2 Answers from Attorneys
Re: including taxes in bankruptcy
You MUST include them. One of the most important rules about bankruptcy is that ALL of your assets and debts must be disclosed, regardless. However, please keep in mind that taxes are not necessarily subject to being discharged. If your problem is primarily taxes, you need to speak with an attorney to determine whether bankruptcy will really help you. Even though 95% of my practice is bankruptcy, a bankruptcy case is not always the solution for debt problems!
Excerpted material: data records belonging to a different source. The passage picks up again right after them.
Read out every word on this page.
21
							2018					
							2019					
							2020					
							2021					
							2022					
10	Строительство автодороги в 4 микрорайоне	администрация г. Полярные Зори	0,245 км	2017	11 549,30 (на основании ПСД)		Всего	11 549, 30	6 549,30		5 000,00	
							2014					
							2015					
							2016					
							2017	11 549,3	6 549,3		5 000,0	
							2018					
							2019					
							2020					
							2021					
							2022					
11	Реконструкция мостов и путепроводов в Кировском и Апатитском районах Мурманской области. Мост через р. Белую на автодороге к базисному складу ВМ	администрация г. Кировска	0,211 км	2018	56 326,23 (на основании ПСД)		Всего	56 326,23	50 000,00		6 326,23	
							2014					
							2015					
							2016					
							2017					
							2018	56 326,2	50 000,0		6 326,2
Re: including taxes in bankruptcy
Under certain circumstances personal income taxed can be discharged in bankrutpcy. There are a number of factors involved prior to being able to discharge income tax liabilities. These are: i) the tax return must have been filed at least 2 years prior to the date of the bankruptcy filing; ii) the tax return must be non-fraudulent; iii) the recent due date for filing the return(s) in question must be at least 3 years prior to the bankruptcy filing; iv) the tax must have been assessed at least 240 days prior to the filing of the bankruptcy; and v) there must be no willful attempt to evade the taxes due. As you can see, the standards are quite complex and would require the services of qualified bankruptcy counsel. If these taxes due are so-called trust fund taxes (ie. personal liability for unpaid withholding taxes, sales tax), taxes of this sort are not dischargeable in bankruptcy.